View the painting in the Collection Online.
There are many unanswered questions surrounding the Rubens portrait. We do not know, for example, the identity of the woman. Furthermore, it is clear that the painting has been altered in numerous places. What did the woman look like originally? What has been changed, when, by whom, and why? And which parts were actually painted by Rubens himself? His large workshop in Antwerp employed numerous assistants, who did much of the work for him.
In 2006 the painting was photographed using X-rays and infrared reflectography in order to provide more information about the various phases in the painting process and to determine how the layers of paint were built up.
Comparative research shows that Rubens himself painted the face and a provisional sketch of the clothing, hands and background. Someone else probably completed the painting during the master’s lifetime or after his death. These and other new discoveries are explored in the exhibition.

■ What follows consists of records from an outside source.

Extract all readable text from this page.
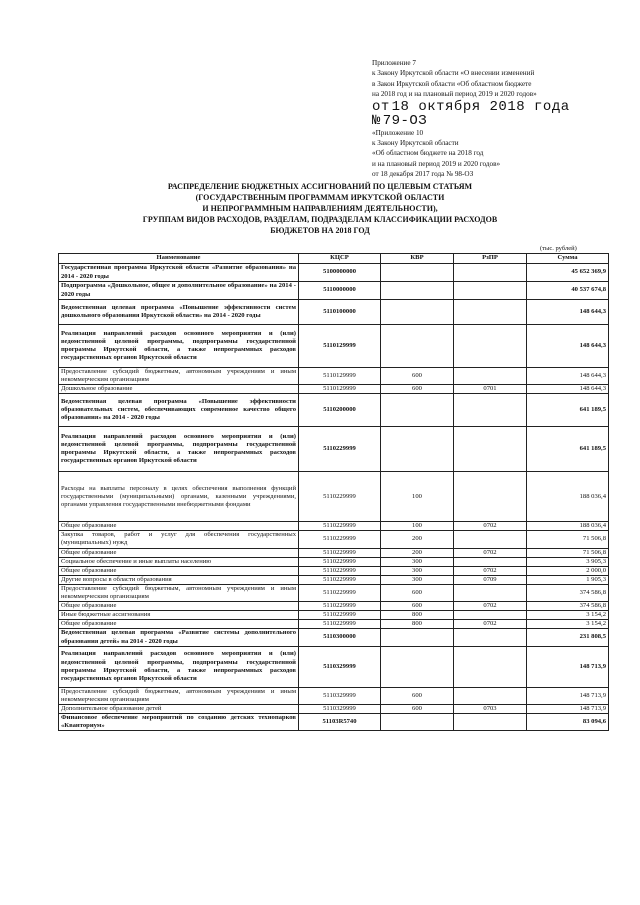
Приложение 7
к Закону Иркутской области «О внесении изменений
в Закон Иркутской области «Об областном бюджете
на 2018 год и на плановый период 2019 и 2020 годов»
от 18 октября 2018 года
№ 79-ОЗ
«Приложение 10
к Закону Иркутской области
«Об областном бюджете на 2018 год
и на плановый период 2019 и 2020 годов»
от 18 декабря 2017 года № 98-ОЗ
РАСПРЕДЕЛЕНИЕ БЮДЖЕТНЫХ АССИГНОВАНИЙ ПО ЦЕЛЕВЫМ СТАТЬЯМ
(ГОСУДАРСТВЕННЫМ ПРОГРАММАМ ИРКУТСКОЙ ОБЛАСТИ
И НЕПРОГРАММНЫМ НАПРАВЛЕНИЯМ ДЕЯТЕЛЬНОСТИ),
ГРУППАМ ВИДОВ РАСХОДОВ, РАЗДЕЛАМ, ПОДРАЗДЕЛАМ КЛАССИФИКАЦИИ РАСХОДОВ
БЮДЖЕТОВ НА 2018 ГОД
(тыс. рублей)
Наименование	КЦСР	КВР	РзПР	Сумма
Государственная программа Иркутской области «Развитие образования» на 2014 - 2020 годы	5100000000			45 652 369,9
Подпрограмма «Дошкольное, общее и дополнительное образование» на 2014 - 2020 годы	5110000000			40 537 674,8
Ведомственная целевая программа «Повышение эффективности систем дошкольного образования Иркутской области» на 2014 - 2020 годы	5110100000			148 644,3
Реализация направлений расходов основного мероприятия и (или) ведомственной целевой программы, подпрограммы государственной программы Иркутской области, а также непрограммных расходов государственных органов Иркутской области	5110129999			148 644,3
Предоставление субсидий бюджетным, автономным учреждениям и иным некоммерческим организациям	5110129999	600		148 644,3
Дошкольное образование	5110129999	600	0701	148 644,3
Ведомственная целевая программа «Повышение эффективности образовательных систем, обеспечивающих современное качество общего образования» на 2014 - 2020 годы	5110200000			641 189,5
Реализация направлений расходов основного мероприятия и (или) ведомственной целевой программы, подпрограммы государственной программы Иркутской области, а также непрограммных расходов государственных органов Иркутской области	5110229999			641 189,5
Расходы на выплаты персоналу в целях обеспечения выполнения функций государственными (муниципальными) органами, казенными учреждениями, органами управления государственными внебюджетными фондами	5110229999	100		188 036,4
Общее образование	5110229999	100	0702	188 036,4
Закупка товаров, работ и услуг для обеспечения государственных (муниципальных) нужд	5110229999	200		71 506,8
Общее образование	5110229999	200	0702	71 506,8
Социальное обеспечение и иные выплаты населению	5110229999	300		3 905,3
Общее образование	5110229999	300	0702	2 000,0
Другие вопросы в области образования	5110229999	300	0709	1 905,3
Предоставление субсидий бюджетным, автономным учреждениям и иным некоммерческим организациям	5110229999	600		374 586,8
Общее образование	5110229999	600	0702	374 586,8
Иные бюджетные ассигнования	5110229999	800		3 154,2
Общее образование	5110229999	800	0702	3 154,2
Ведомственная целевая программа «Развитие системы дополнительного образования детей» на 2014 - 2020 годы	5110300000			231 808,5
Реализация направлений расходов основного мероприятия и (или) ведомственной целевой программы, подпрограммы государственной программы Иркутской области, а также непрограммных расходов государственных органов Иркутской области	5110329999			148 713,9
Предоставление субсидий бюджетным, автономным учреждениям и иным некоммерческим организациям	5110329999	600		148 713,9
Дополнительное образование детей	5110329999	600	0703	148 713,9
Финансовое обеспечение мероприятий по созданию детских технопарков «Кванториум»	51103R5740			83 094,6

The research also revealed that the lady’s décolletage has been altered at least twice. The infrared images show that the edge of the dress was higher at a certain point in the painting process. The X-ray images show something above the scalloped edge of the woman’s chemise: probably a ribbon connecting the two sides, as can be seen on a portrait from Berlin. Pearls were extremely popular at the time the painting was made. The X-ray shows two strings of pearls. It is possible that the woman wore two, as in the portrait from Berlin, or the position of the necklace may have been changed during the painting process.